Dr. Weil also suggests taking a good multivitamin with antioxidants including vitamin C, mixed carotenoids (including lycopene), vitamin E in the form of mixed tocopherols and tocotrienols, and the mineral selenium; B-complex including folic acid and B-12; coenzyme Q-10; and high dose vitamin D3 (cholecalciferol). Each of these supplements has may help reduce the risk of recurrence.

On the subject of taking supplements during cancer treatment, Dr. Weil recommends following the advice of Donald Abrams, M.D., an integrative oncologist at the University of San Francisco and a graduate of the Arizona Center for Integrative Medicine's Associate Fellowship at the University of Arizona. Dr. Abrams says that questions about taking antioxidants during cancer treatment are the most frequent ones he gets. In the absence of strong evidence, he now advises patients as follows:

  • For those receiving chemotherapy: don't take antioxidant supplements on the day before, the day of, or the day after chemotherapy. Otherwise, it is okay to take supplements.
  • For patients undergoing radiation therapy: no antioxidant supplements throughout the course of treatment.

Because chemotherapy agents differ in their mode of action, it would be helpful to know whether the particular drugs being used work by an oxidative (free-radical-generating) mechanism.
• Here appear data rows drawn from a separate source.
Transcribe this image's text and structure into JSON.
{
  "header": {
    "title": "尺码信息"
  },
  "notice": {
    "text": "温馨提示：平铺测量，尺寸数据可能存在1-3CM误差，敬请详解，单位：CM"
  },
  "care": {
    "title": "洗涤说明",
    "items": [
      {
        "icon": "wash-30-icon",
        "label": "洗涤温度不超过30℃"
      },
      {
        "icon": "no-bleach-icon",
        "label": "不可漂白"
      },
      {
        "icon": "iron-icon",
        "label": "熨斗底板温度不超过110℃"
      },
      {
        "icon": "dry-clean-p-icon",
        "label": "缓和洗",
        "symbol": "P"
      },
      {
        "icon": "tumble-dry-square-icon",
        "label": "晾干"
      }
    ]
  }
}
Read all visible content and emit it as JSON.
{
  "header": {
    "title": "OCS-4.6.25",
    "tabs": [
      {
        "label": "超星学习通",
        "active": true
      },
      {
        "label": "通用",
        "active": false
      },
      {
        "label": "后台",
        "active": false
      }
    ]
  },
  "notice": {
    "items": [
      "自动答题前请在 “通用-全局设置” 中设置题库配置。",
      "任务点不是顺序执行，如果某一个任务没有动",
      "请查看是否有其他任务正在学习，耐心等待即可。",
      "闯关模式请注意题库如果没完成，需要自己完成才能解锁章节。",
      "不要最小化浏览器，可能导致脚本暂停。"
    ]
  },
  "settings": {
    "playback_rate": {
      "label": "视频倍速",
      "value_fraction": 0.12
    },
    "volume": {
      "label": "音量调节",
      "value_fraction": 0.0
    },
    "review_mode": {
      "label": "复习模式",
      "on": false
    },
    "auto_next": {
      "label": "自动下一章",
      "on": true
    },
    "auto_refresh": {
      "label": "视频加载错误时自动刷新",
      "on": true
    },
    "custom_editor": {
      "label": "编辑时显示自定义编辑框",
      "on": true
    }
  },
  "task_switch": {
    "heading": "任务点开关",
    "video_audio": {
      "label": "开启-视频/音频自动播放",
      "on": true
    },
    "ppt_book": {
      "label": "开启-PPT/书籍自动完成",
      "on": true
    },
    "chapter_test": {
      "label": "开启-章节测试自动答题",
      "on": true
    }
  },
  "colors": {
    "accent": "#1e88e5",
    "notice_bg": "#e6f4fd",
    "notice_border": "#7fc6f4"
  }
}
Ask the medical oncologist treating you for that information, and based on the answer whether or not antioxidant therapy is considered safe.

Other
Regarding radioactive iodine treatment, women need to use contraception for about a year after the treatment, because radioactive iodine can affect the ovaries. Women's periods can become irregular, but should return to normal at the end of a year. Side effects of radioactive iodine treatment are rare, but occasionally patients do experience some neck tenderness, nausea and stomach irritation, dry mouth and tenderness of the salivary glands - sucking on lemon drops can reduce this. There is a very small risk of developing leukemia in the future as a result of treatment with radioactive iodine.